Abstract

An unusually stable five-coordinate monomeric divalent rhodium complex, [RhII(H)(CO)(PPh3)3]+, is produced by bulk oxidative electrolysis or chemical oxidation of RhI(H)(CO)(PPh3)3 in dichloromethane. Consequently, odd as well as even electronic configurations are available in this well-known catalytic system. The EPR and electronic spectra of electrogenerated paramagnetic 17-electron cation [RhII(H)(CO)(PPh3)3]+ have been obtained at low temperatures as has the EPR spectrum of the deuterated analogue. Computer simulation of the EPR spectra of the hydride and deuteride complexes reveals three g-values and anisotropic coupling constants for hydrogen, phosphorus, and rhodium. One of the phosphorus coupling constants is very large (A1 = 175.0 G; A2 = 176.0 G; A3 = 230.0 G). This may be accounted for if [RhII(H)(CO)(PPh3)3]+ has the square pyramidal structure, and substantial mixing of the singly occupied metal orbital and the apical phosphorus s-orbital are considered.

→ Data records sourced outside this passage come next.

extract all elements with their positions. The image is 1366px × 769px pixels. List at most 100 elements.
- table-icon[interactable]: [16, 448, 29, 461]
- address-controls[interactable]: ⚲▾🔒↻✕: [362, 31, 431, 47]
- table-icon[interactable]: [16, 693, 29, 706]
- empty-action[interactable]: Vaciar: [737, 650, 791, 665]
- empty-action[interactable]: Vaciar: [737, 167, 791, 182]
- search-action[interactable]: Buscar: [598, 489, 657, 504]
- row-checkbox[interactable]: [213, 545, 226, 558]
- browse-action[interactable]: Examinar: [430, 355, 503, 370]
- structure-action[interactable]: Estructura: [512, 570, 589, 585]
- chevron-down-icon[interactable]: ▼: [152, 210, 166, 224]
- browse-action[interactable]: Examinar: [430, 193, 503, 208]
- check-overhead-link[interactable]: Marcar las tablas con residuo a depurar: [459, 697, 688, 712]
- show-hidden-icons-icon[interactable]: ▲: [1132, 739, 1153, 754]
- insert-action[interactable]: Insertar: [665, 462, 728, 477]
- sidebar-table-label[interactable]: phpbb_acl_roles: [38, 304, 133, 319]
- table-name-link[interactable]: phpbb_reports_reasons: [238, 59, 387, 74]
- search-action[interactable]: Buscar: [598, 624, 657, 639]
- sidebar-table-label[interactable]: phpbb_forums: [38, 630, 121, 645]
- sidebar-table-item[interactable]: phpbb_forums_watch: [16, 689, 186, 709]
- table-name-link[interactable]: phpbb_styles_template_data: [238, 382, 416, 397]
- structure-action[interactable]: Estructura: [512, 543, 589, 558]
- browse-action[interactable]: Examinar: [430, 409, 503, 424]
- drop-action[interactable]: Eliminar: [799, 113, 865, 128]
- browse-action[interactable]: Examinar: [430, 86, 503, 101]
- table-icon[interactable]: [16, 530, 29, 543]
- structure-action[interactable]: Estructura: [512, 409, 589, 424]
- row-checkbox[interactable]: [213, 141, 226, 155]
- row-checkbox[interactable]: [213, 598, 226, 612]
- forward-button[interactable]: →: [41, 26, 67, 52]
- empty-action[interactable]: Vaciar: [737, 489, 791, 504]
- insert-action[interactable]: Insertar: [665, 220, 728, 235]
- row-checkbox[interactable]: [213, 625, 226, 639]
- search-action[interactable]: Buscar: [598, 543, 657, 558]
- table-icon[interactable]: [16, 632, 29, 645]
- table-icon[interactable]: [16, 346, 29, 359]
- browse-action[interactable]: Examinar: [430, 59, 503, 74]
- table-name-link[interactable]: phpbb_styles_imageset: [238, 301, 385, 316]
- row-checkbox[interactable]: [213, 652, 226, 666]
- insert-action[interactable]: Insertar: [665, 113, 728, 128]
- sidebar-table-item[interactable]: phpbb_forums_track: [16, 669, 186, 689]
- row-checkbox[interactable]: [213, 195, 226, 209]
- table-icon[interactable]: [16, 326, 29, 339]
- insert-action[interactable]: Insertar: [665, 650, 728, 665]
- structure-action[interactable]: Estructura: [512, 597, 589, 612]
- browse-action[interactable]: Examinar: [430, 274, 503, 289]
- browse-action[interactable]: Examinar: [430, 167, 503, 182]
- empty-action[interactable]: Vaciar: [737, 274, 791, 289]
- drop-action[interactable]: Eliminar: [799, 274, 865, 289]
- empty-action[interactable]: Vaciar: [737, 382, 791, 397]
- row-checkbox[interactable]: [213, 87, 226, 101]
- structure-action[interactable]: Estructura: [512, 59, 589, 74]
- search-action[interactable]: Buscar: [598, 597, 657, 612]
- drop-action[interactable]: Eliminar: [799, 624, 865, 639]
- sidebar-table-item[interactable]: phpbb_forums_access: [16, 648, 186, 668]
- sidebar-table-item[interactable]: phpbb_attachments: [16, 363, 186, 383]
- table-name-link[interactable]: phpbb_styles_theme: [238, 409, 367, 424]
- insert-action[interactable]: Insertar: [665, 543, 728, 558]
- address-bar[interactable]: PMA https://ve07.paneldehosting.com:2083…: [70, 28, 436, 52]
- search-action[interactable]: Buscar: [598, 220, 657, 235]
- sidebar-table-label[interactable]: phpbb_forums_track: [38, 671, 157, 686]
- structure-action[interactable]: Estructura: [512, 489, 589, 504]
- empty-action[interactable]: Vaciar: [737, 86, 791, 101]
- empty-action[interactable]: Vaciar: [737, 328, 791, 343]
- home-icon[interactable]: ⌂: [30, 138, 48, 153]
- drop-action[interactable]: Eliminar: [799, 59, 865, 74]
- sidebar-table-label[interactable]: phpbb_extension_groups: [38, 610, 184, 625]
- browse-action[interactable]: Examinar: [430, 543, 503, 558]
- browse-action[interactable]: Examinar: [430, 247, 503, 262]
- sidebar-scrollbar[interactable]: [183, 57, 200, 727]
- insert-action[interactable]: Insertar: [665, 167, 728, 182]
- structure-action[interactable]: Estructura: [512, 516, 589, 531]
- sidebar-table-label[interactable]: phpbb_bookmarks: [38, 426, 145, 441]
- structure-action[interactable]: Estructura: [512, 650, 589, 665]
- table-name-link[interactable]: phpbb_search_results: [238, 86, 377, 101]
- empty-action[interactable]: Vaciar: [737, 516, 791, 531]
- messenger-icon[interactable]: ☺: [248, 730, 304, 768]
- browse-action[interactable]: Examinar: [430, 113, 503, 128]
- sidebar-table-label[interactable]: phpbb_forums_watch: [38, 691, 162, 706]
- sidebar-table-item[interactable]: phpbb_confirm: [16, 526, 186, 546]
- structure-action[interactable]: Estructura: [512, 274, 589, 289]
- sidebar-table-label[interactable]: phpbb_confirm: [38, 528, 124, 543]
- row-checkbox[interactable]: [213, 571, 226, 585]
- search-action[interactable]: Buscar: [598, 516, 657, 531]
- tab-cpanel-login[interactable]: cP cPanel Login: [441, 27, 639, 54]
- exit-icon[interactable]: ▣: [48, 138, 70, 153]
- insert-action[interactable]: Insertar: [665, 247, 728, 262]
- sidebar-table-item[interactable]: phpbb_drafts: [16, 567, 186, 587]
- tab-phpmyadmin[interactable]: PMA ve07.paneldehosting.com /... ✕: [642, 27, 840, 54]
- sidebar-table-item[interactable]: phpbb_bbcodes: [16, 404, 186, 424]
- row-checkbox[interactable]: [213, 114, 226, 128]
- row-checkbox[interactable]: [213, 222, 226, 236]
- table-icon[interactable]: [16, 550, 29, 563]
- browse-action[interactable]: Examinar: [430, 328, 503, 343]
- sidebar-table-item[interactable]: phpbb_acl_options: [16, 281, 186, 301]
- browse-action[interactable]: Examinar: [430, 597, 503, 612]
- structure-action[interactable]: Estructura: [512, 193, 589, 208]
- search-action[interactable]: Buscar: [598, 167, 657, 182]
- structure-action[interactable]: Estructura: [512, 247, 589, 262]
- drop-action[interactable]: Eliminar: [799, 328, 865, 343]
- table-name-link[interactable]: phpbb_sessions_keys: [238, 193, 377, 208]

NMR measurements on mixtures of RhI(H)(CO)(PPh3)3 and [RhII(H)(CO)(PPh3)]+ are consistent with a very fast electron self-exchange reaction and the heterogeneous charge-transfer rate constant for the [RhII/I(H)(CO)(PPh3)3]+/0 redox couple also is very fast. One electron electrochemical oxidation of [RhII(H)(CO)(PPh)3]+ to [RhIII(H)(CO)(PPh3)3]2+ is followed by a very fast reductive elimination reaction (loss of proton) which generates [RhI(CO)(PPh3)3]+.